Struck by a thought she sat bolt upright. ‘But Gem knows me. Better than anyone. He knows I belong to him and I’d follow him to the ends of the earth.’ She looked wryly around her. ‘Which is exactly where I am right now!’

Resolutely she climbed the stone stairs to her boarding house. Near the top of the ridge she gained fresh heart from a swarm of squawking white parrots that settled in a mass covering the branches of a tree. The parrots’ sulphur crests fanned out like the petals of strange flowers as they noisily conversed together.

Those parrots stick together like family. Gem is the only family I have left in the world.

• • •

That night Keziah tossed and turned as she tried to free herself from a nightmare in which the disturbing outline of an alien tree dominated a series of violent images.
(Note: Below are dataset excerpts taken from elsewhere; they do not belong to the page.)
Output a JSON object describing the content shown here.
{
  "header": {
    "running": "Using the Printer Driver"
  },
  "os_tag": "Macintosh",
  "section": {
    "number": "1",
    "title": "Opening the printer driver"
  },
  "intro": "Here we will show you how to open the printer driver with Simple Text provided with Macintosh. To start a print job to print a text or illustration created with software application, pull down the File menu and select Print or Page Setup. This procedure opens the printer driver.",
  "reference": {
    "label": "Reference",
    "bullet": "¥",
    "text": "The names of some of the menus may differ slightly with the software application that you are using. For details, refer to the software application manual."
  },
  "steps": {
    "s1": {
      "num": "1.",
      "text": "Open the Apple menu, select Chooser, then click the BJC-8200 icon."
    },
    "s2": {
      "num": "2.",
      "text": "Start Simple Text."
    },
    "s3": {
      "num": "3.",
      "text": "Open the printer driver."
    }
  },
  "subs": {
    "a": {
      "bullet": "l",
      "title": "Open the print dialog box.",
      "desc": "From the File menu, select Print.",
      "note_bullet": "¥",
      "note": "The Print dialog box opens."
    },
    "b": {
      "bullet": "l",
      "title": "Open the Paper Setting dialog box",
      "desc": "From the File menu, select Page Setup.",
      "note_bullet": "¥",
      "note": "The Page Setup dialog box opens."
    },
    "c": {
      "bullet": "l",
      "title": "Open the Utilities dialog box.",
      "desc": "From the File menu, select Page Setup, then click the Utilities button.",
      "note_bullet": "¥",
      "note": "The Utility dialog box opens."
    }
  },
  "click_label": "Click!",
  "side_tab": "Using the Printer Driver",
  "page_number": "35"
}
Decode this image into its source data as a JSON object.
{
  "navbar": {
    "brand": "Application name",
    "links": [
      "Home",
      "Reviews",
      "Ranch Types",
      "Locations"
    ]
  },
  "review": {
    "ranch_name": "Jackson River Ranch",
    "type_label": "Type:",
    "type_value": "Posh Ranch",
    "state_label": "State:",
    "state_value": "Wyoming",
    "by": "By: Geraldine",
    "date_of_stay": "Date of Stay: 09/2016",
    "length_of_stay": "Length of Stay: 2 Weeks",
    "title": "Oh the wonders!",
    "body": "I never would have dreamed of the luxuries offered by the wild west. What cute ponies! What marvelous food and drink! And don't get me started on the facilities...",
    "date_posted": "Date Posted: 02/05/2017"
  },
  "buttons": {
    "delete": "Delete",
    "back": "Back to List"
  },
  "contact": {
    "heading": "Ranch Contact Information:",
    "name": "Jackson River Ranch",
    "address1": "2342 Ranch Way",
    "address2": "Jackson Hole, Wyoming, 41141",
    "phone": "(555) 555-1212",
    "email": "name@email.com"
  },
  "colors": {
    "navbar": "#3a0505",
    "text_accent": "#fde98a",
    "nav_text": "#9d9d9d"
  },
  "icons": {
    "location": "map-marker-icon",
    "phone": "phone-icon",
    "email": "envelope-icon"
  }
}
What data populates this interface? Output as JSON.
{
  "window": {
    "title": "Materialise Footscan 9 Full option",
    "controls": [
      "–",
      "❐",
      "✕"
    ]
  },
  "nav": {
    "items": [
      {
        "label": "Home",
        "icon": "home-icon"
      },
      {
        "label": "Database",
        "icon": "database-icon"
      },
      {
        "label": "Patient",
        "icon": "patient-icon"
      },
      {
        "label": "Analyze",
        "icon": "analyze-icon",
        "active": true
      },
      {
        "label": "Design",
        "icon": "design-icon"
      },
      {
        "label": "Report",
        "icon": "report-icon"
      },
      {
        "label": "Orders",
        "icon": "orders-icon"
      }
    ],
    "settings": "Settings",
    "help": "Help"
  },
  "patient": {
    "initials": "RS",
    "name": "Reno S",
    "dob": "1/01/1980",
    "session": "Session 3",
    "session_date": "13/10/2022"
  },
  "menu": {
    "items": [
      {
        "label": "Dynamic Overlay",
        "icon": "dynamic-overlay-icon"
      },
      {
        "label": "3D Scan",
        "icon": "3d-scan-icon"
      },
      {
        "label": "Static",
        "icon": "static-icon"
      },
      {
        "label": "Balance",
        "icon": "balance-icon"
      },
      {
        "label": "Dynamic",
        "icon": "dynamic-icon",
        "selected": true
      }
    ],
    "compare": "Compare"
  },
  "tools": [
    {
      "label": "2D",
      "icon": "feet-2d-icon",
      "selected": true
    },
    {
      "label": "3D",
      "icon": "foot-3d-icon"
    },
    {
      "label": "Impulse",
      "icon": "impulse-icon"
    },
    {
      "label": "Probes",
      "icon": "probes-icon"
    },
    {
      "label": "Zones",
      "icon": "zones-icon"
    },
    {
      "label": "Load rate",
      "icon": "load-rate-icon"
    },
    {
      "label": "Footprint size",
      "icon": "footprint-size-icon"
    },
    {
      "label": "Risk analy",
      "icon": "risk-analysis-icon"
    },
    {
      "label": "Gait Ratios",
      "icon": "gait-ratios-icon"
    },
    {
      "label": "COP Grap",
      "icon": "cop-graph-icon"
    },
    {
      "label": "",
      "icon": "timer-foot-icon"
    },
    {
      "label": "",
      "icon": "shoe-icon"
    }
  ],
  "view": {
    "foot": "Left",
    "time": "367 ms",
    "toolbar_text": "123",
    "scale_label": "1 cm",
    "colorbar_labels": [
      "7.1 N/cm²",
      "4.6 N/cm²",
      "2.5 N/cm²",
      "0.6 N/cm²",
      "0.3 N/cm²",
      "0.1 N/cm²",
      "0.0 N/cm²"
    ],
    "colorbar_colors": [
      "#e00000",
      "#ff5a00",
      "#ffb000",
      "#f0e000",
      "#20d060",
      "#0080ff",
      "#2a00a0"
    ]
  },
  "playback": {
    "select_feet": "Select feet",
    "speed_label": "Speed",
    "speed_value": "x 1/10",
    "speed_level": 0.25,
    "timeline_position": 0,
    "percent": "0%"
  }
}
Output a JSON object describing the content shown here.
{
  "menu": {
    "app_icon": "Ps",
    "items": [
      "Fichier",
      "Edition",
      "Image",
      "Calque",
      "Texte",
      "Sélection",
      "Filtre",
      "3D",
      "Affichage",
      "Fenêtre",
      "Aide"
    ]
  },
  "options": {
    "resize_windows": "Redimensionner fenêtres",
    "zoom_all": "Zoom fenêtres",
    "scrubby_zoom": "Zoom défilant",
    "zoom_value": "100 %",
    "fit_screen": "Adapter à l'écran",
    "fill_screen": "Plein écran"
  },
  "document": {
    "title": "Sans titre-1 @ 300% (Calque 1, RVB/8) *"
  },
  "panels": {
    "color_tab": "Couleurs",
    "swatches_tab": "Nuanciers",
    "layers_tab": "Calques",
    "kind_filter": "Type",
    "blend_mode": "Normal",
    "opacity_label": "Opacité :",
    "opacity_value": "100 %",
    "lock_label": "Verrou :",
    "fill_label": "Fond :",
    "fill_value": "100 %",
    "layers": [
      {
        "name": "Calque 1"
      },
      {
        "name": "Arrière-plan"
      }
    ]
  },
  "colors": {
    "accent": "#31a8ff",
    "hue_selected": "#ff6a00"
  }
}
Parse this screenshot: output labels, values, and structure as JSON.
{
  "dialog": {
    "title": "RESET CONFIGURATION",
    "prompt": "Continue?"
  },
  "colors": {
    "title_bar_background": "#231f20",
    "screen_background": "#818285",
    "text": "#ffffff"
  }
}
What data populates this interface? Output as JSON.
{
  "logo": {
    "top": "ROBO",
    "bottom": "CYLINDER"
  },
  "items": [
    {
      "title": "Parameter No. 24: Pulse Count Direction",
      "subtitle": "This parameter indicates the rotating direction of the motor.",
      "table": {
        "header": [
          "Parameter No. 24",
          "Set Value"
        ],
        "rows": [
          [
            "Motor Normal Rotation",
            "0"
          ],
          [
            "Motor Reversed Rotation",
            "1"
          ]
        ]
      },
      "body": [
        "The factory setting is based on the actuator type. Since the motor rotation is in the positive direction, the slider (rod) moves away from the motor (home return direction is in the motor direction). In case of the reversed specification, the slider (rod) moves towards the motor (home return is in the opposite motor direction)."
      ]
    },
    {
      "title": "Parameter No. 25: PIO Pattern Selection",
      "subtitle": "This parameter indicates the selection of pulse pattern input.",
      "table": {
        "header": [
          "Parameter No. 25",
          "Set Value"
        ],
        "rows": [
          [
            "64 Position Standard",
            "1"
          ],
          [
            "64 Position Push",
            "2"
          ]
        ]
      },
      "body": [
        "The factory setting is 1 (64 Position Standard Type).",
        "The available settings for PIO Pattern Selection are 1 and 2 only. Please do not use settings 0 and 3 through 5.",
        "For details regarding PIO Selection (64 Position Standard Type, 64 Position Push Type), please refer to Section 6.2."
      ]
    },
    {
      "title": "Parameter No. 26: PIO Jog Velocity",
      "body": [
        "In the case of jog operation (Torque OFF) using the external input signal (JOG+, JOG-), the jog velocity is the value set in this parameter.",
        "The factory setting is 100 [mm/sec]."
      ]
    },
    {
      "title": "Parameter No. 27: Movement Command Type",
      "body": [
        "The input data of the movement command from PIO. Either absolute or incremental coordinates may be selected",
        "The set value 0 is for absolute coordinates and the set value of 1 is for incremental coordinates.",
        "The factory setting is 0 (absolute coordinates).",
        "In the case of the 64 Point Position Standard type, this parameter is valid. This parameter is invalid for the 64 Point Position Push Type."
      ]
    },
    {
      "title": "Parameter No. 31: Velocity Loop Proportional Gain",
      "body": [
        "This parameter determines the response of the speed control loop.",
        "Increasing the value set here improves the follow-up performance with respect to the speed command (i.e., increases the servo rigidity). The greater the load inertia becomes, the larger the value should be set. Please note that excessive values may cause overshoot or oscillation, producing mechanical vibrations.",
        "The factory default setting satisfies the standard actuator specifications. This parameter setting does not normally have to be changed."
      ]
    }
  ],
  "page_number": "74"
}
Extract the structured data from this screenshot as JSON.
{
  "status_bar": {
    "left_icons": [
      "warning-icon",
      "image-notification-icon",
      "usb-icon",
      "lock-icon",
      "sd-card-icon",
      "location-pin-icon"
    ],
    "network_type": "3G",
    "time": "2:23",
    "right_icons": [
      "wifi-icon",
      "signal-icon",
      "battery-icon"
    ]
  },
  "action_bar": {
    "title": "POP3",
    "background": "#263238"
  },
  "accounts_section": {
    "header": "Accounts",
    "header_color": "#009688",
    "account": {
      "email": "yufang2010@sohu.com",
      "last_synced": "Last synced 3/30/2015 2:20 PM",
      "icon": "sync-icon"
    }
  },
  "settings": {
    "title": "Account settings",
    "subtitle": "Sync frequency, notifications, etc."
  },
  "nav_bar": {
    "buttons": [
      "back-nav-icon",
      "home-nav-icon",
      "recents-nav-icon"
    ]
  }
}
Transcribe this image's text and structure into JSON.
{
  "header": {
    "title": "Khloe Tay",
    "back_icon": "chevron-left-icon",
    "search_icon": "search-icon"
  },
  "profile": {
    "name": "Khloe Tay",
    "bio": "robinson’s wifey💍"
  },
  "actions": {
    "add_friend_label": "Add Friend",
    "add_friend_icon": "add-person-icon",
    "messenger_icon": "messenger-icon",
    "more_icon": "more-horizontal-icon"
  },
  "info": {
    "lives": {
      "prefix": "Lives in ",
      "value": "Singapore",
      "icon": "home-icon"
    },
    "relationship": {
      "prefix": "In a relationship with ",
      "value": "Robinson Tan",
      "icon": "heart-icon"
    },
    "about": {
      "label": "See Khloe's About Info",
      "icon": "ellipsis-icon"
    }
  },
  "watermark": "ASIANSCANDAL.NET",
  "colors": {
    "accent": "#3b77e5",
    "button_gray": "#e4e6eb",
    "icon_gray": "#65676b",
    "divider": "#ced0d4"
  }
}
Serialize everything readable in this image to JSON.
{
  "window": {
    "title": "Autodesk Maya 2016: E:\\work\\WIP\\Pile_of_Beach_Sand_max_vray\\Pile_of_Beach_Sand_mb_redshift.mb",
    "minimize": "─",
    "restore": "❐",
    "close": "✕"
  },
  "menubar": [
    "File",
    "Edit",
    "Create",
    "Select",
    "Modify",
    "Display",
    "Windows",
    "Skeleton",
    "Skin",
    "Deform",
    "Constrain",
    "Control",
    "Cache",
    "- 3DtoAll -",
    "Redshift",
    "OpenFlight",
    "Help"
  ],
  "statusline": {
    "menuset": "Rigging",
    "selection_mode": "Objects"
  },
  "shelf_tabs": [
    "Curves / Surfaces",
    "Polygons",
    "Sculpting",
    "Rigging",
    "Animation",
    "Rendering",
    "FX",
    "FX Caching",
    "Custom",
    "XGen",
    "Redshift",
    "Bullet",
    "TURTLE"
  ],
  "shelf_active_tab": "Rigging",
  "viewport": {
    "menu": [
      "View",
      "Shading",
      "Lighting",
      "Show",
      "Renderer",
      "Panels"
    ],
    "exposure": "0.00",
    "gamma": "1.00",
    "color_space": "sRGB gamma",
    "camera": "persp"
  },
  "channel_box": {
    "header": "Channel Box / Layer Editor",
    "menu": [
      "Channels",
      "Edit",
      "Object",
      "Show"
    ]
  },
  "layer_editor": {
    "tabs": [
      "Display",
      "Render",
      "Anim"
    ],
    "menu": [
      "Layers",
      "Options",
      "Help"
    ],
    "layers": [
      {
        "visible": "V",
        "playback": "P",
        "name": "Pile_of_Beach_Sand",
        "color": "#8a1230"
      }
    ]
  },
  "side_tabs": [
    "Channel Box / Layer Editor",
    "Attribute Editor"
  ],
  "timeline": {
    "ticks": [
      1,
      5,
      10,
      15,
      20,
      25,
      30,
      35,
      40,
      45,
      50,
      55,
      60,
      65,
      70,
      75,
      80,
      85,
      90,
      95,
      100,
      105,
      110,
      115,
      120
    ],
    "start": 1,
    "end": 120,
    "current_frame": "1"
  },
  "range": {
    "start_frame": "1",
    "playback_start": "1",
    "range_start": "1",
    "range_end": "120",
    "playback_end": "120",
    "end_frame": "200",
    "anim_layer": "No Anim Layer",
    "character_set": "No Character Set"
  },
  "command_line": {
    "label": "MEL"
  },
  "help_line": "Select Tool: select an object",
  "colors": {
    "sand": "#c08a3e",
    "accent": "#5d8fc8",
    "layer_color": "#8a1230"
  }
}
Red blood gushed forth from the tree’s trunk and fell upon the earth.

Mi-duvel! What savagery lies ahead? May The Del protect you, Gem.’

But no prayers were strong enough to wipe the image of that ghastly tree from her mind. Keziah clung to the silver amulet and her grandmother’s words that she had nothing to fear as long as she had the amulet to protect her. A gnawing sensation in her stomach reminded Keziah she had eaten nothing for hours. She climbed out of bed.

‘All right. I know you’re hungry, little one. It’s my fault you’re on the way, no fault of yours.’

Soaking stale bread in water to soften it, she chewed it bite for bite with a juicy pear. The dark velvet sky was studded with more stars than she had ever seen in her life. Their crazy patterns bore little resemblance to the constellations she had learned as a child.

Keziah ran her hand across her belly and spoke to the little soul inside her.

‘Tomorrow will bring us the answer and show us the road we are meant to take.’